O.K., so how could I possibly come up with a recipe in tribute to these two icons? Well, I’m not sure exactly how it fits, but I think something homey and simple that could have come from Aunt Bee's oven, or could be served with coffee while kvetching to your girlfriends about men, relationships, romance and life. So here you go — my mom’s "Generic" Fruit Buckle! A stretch as far as relevancy perhaps, but it’s also a very tasty cake.
‘Generic’ Fruit Buckle
This cake works equally well on the breakfast table or served with a little whipped cream or ice cream on the side for dessert any time. The fruit is up to you — hence mom's GENERIC buckle. I use whatever is ripe and available, and have had it with blueberries or peaches in the summer, apples or pears in the fall, and even frozen berries in the winter. This time around I decided I’d give fresh sweet cherries a try, and added in some chopped pecans to the crumb.
For the cake:
4 TBSP butter, room temperature
3/4 cup sugar
2 cups flour, sifted
2 tsps baking powder
1/2 tsp salt
1/2 cup milk
2 cups sweet cherries, pitted and halved
2 tsp lemon zest
1/2 tsp almond extract
For the crumb:
4 TBSP cold butter, cut into ¼ inch pieces
1/2 cup sugar
1/3 cup flour
1/2 tsp cinnamon
A pinch salt
1/3 cup chopped pecans
Preheat oven to 375°F. Butter and flour a 10” spring form with center tube, (or a spring form with an empty can in the middle to make the “tube”.) You could also use a 9”x9”x2” square pan, or 9” round pan.

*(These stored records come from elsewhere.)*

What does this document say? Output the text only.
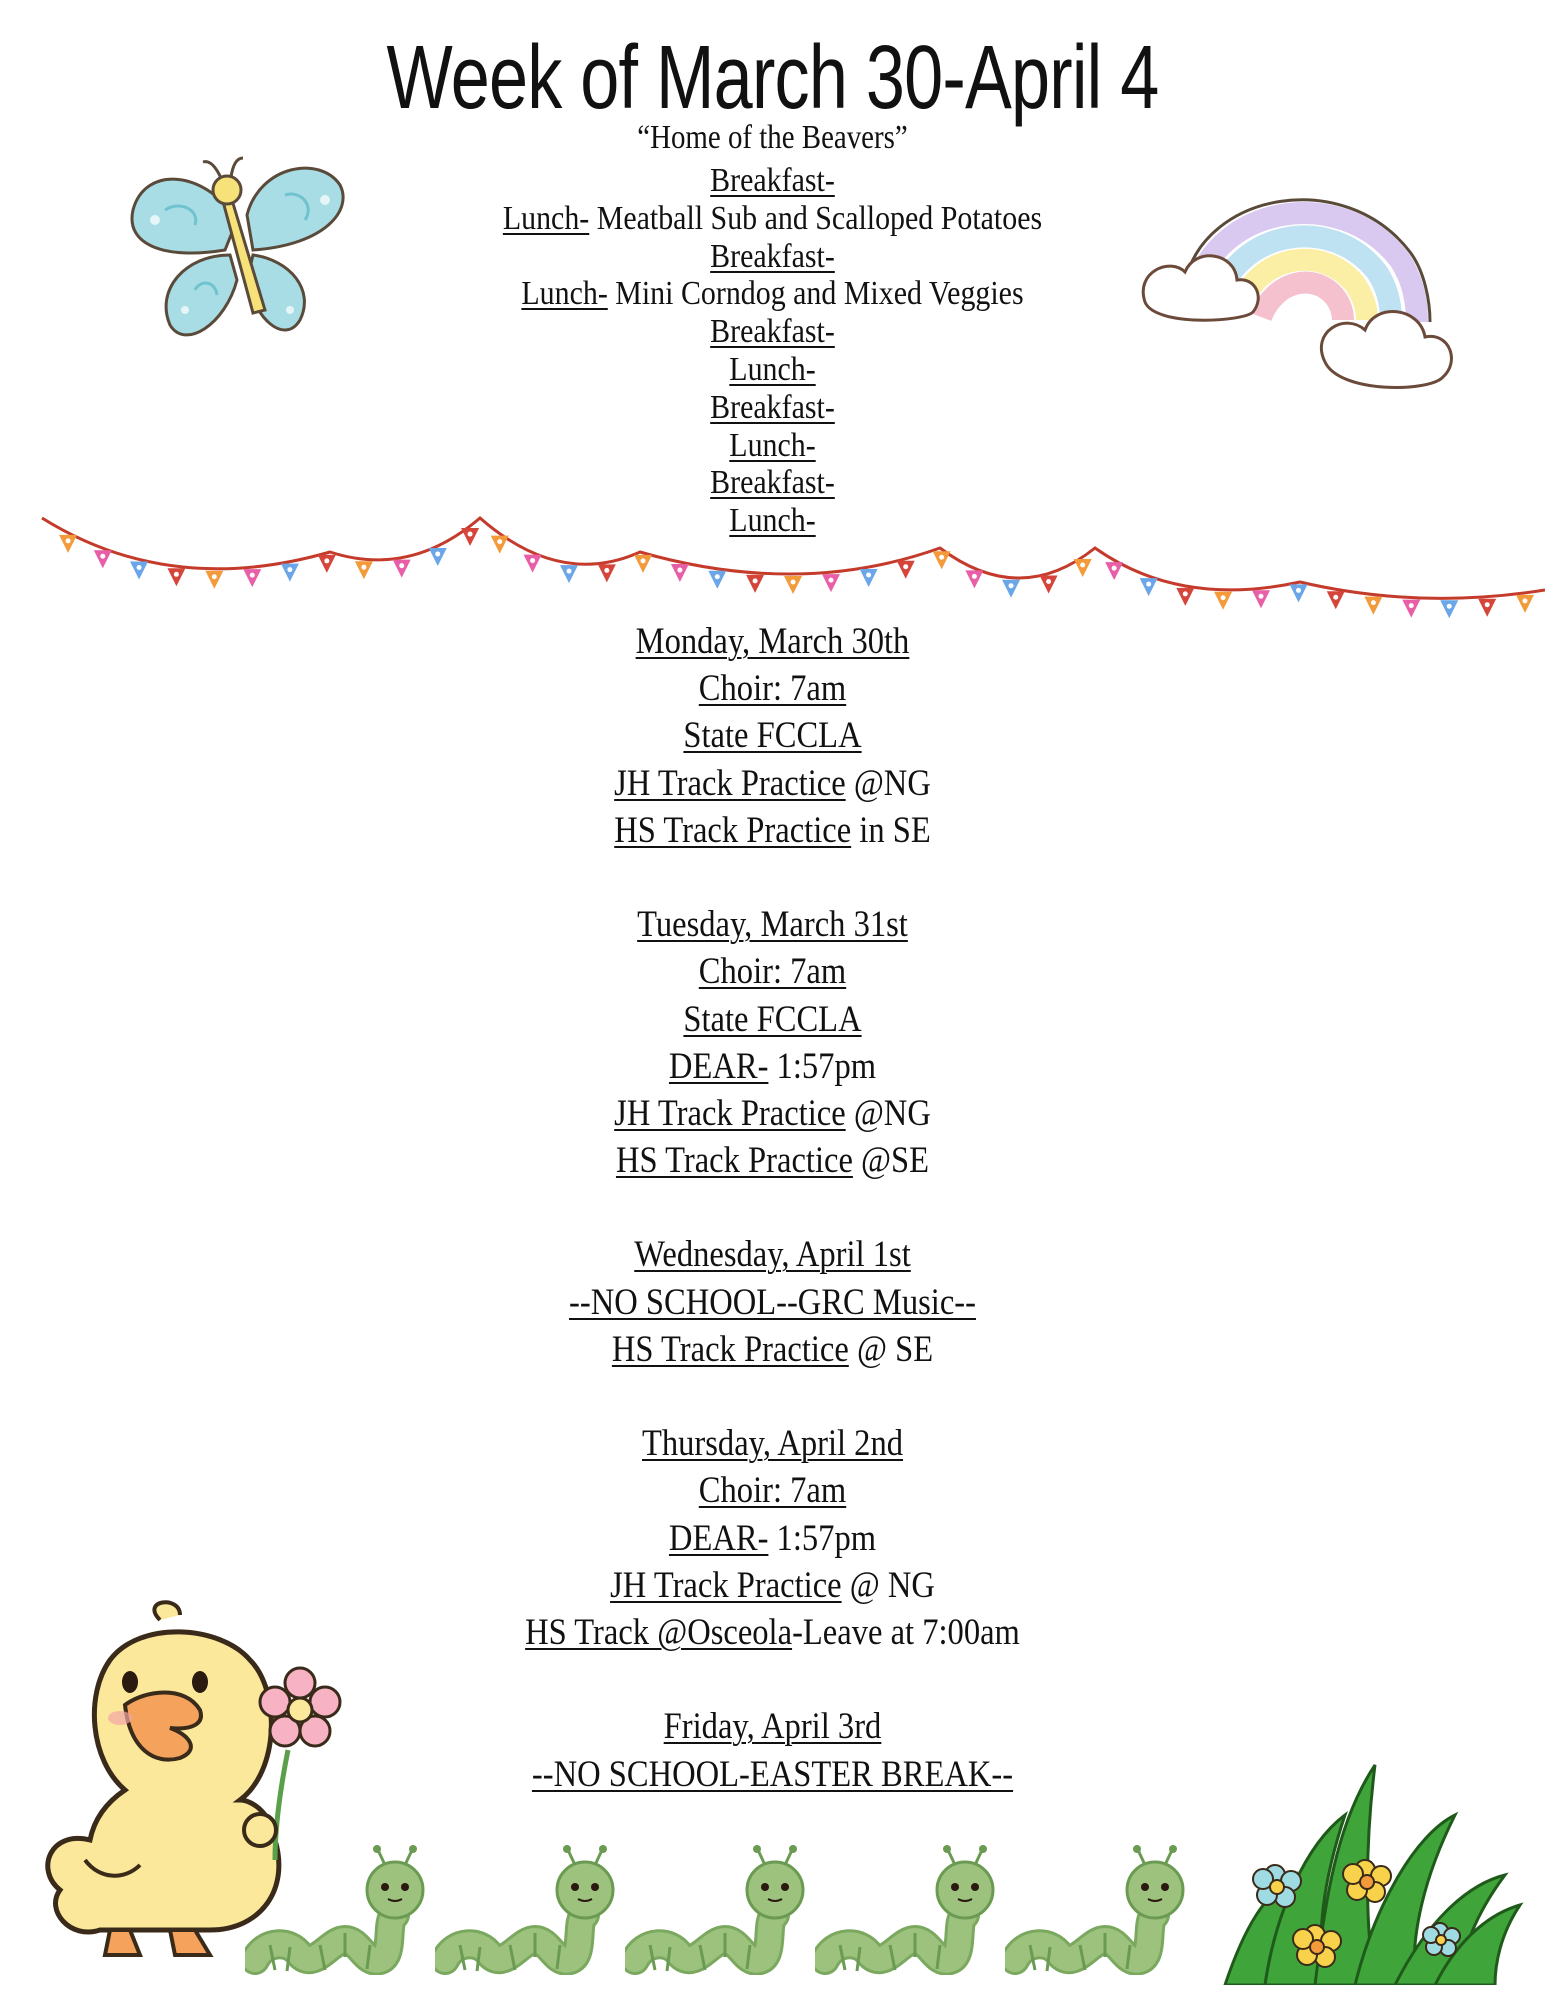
Week of March 30-April 4
“Home of the Beavers”
Breakfast-
Lunch- Meatball Sub and Scalloped Potatoes
Breakfast-
Lunch- Mini Corndog and Mixed Veggies
Breakfast-
Lunch-
Breakfast-
Lunch-
Breakfast-
Lunch-
Monday, March 30th
Choir: 7am
State FCCLA
JH Track Practice @NG
HS Track Practice in SE
Tuesday, March 31st
Choir: 7am
State FCCLA
DEAR- 1:57pm
JH Track Practice @NG
HS Track Practice @SE
Wednesday, April 1st
--NO SCHOOL--GRC Music--
HS Track Practice @ SE
Thursday, April 2nd
Choir: 7am
DEAR- 1:57pm
JH Track Practice @ NG
HS Track @Osceola-Leave at 7:00am
Friday, April 3rd
--NO SCHOOL-EASTER BREAK--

Cream the butter and sugar together until fluffy. Add egg and almond extract and beat well. Sift flour, baking powder and salt together in a separate bowl. Add the zest to the dry ingredients and mix well.
Add the dry ingredients and milk to batter, alternating dry and wet, beginning and ending with dry. Fold in the fruit, transfer batter to prepared pan and spread evenly.
In a separate bowl, mix all the crumb ingredients together except the butter. With a fork or your fingers (fingers work better), mix in the butter to make smallish crumbs. Spread the crumbs evenly across the batter to cover.
Bake for 30-35 minutes or until a tester in the middle comes out clean. Cool on a rack. Best served the day it's made, this cake freezes very well too, so if there actually are any leftovers, wrap them well in cling film and freeze in a freezer bag for up to a month. Calories: about 320-400 per slice.